La credibilità delle dichiarazioni del richiedente la protezione non può essere esclusa sulla base di mere discordanze o contraddizioni nell’esposizione dei fatti su aspetti secondari o isolati, quando sia mancato un preliminare scrutinio dei menzionati criteri legali previsti per la valutazione dell’attendibilità delle dichiarazioni, specie quando il giudice di merito non abbia concluso per l’insussistenza dell’accadimento (Cass. n. 8282/2013). Questa Corte, anche di recente, ha ribadito che “in tema di protezione sussidiaria, la valutazione della credibilità soggettiva del richiedente non può essere legata alla mera presenza di riscontri obiettivi di quanto da lui narrato, incombendo al giudice, nell’esercizio del potere-dovere di cooperazione istruttoria, l’obbligo di attivare i propri poteri officiosi al fine di acquisire una completa conoscenza della situazione legislativa e sociale dello Stato di provenienza, onde accertare la fondatezza e l’attualità del timore di danno grave dedotto” (nella specie, la S.C., ha cassato la sentenza con la quale era stato rigettato il ricorso avverso il diniego del riconoscimento della protezione sussidiaria, avendo il tribunale ritenuto, senza alcun approfondimento istruttorio, che il timore di danno grave dedotto dal richiedente fosse esclusivamente soggettivo in quanto privo di riscontri obiettivi, e il pericolo non fosse più attuale). A queste indicazioni la decisione impugnata si è attenuta.
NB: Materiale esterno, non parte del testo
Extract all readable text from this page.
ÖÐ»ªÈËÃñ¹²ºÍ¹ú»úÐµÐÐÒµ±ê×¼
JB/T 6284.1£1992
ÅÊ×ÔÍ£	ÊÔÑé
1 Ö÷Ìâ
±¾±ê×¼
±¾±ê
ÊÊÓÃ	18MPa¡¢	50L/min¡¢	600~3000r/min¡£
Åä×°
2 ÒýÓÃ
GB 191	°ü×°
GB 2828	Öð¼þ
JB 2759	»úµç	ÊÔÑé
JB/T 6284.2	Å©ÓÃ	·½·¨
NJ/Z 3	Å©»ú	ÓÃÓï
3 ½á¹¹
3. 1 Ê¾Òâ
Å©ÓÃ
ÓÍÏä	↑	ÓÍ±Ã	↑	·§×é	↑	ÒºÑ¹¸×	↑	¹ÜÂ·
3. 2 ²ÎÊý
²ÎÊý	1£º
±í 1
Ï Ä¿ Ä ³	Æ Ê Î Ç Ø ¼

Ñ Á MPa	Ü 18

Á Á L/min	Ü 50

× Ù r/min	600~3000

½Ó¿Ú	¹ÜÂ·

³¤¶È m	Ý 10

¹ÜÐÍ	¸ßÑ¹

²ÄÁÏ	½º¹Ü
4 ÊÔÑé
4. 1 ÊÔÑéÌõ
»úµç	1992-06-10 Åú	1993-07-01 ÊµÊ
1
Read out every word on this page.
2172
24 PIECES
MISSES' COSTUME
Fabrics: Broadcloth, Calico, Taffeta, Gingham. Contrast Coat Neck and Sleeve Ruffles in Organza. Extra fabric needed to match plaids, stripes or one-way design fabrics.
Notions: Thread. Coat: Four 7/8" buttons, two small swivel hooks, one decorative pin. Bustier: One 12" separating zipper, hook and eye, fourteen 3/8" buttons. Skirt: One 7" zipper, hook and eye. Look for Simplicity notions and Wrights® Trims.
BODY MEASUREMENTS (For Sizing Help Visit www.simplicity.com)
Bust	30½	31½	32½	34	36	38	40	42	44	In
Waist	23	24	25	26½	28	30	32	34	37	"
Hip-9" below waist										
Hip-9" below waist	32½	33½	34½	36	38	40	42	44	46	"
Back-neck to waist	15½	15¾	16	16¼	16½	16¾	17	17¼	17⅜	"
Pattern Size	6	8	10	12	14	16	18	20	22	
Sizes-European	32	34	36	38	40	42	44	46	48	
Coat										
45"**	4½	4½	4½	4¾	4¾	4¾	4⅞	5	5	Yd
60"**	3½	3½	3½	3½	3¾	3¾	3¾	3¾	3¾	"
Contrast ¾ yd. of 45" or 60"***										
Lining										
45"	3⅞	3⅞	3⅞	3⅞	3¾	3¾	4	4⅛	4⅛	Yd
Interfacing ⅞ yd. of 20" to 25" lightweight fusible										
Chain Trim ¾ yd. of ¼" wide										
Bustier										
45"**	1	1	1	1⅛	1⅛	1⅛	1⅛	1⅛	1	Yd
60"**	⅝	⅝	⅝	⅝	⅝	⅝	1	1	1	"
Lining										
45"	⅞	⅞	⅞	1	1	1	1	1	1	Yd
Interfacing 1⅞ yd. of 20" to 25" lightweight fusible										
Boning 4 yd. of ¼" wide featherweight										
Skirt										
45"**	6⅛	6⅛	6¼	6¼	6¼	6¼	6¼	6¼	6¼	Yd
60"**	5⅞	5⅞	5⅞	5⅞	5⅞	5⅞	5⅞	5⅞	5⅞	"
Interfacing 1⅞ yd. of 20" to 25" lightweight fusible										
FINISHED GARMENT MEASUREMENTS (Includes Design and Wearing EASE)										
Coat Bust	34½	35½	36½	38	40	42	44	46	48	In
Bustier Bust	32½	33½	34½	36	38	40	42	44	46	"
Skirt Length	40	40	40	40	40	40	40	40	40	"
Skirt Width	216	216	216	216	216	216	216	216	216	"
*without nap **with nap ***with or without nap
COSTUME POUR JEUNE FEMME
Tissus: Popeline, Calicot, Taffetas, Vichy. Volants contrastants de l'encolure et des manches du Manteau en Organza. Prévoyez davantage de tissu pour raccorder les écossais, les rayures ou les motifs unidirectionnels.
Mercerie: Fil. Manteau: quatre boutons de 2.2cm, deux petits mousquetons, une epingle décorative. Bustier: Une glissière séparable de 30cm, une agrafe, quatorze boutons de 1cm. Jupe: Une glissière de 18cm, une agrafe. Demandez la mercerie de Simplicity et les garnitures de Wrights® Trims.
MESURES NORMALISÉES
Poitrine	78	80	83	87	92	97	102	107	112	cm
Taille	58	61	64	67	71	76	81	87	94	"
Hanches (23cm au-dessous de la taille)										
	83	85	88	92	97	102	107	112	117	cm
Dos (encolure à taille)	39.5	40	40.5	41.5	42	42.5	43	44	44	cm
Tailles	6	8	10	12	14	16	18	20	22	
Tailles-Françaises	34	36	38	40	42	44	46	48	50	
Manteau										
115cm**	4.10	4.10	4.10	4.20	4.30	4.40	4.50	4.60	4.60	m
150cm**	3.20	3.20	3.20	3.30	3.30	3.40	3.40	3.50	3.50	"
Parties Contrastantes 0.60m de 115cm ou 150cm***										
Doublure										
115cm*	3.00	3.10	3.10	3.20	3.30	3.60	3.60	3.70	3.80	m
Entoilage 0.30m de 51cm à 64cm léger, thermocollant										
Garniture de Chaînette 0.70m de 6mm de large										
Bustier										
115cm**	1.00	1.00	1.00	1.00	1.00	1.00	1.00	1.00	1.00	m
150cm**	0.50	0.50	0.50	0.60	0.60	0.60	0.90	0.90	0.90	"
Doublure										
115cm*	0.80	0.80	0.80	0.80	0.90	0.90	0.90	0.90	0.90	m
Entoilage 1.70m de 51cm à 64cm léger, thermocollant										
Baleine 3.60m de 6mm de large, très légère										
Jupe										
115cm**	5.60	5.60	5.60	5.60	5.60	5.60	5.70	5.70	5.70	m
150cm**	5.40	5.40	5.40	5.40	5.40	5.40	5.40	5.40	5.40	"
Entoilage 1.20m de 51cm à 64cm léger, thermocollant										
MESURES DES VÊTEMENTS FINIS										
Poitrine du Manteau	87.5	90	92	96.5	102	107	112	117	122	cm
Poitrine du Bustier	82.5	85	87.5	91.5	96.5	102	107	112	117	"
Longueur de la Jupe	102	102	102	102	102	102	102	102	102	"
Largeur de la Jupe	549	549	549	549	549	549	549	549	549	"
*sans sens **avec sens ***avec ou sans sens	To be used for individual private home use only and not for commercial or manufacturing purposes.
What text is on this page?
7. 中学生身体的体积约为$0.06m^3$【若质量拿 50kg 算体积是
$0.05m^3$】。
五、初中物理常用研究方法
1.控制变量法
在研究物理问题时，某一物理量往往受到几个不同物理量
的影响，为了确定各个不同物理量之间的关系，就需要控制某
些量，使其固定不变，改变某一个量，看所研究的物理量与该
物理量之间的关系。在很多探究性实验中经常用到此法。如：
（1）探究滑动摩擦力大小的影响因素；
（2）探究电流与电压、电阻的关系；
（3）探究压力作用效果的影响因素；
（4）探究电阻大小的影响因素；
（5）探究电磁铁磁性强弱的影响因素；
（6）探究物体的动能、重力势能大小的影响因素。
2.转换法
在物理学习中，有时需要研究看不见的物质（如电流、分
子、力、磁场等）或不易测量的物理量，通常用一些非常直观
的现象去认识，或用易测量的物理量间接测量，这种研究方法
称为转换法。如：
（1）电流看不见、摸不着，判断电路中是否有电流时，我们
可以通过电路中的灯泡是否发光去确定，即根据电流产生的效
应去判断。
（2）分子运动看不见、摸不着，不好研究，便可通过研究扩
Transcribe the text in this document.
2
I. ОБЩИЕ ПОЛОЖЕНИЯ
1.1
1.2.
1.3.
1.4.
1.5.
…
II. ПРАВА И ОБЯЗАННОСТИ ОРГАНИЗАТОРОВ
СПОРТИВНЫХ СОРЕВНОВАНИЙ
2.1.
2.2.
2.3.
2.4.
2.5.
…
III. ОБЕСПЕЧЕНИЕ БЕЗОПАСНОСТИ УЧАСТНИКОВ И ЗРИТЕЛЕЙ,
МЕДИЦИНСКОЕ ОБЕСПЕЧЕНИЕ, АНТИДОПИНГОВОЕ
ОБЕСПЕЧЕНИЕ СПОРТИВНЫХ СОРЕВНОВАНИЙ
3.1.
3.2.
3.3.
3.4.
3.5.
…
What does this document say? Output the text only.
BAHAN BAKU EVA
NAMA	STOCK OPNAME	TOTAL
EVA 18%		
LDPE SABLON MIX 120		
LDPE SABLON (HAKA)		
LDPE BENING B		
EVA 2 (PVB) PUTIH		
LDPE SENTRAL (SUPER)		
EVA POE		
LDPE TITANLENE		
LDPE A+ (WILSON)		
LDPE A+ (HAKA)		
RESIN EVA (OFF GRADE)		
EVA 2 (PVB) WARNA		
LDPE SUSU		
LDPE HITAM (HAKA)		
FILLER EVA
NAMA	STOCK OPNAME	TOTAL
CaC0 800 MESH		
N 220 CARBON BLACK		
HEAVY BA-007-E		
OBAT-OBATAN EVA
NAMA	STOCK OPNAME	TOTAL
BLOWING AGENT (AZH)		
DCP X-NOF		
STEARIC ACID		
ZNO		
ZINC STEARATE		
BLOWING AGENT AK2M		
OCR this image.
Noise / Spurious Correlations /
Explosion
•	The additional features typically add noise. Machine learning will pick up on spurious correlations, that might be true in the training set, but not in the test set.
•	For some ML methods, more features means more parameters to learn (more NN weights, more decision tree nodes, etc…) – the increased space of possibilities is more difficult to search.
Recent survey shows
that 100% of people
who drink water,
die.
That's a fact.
La Corte di merito ha dato rilievo al fatto che il nigeriano si era contraddetto su diversi aspetti della narrazione (avere consegnato spontaneamente allo zio i documenti relativi all’azienda, piantagione, di proprietà o l’essergli stati gli stessi sottratti; la sorte degli altri cinque fratelli e delle loro rivendicazioni sulla proprietà).

In tal modo, i giudici di merito hanno valutato la sostanziale incoerenza e non plausibilità del racconto, concludendo per la messa in dubbio anche della stessa provenienza del richiedente.

I fatti asseritamente omessi o risultano esaminati (ad es. l’essere lo zio un militare di professione) o non risultano decisivi (il livello di istruzione) o del tutto generici (gli abusi della polizia nigeriana).

3. Per tutto quanto sopra esposto, va dichiarato inammissibile il ricorso. Non v’è luogo a provvedere sulle spese processuali non avendo l’intimato svolto attività difensiva.

PQM

La Corte dichiara inammissibile il ricorso.

Ai sensi del D.P.R. n. 115 del 2002, art. 13, comma 1 quater, dà atto della ricorrenza dei presupposti processuali per il versamento da parte del ricorrente dell’importo a titolo di contributo unificato, pari a quello dovuto per il ricorso, ove dovuto, a norma dello stesso art. 13, comma 1 bis.

Così deciso in Roma, nella Camera di consiglio, il 23 aprile 2021.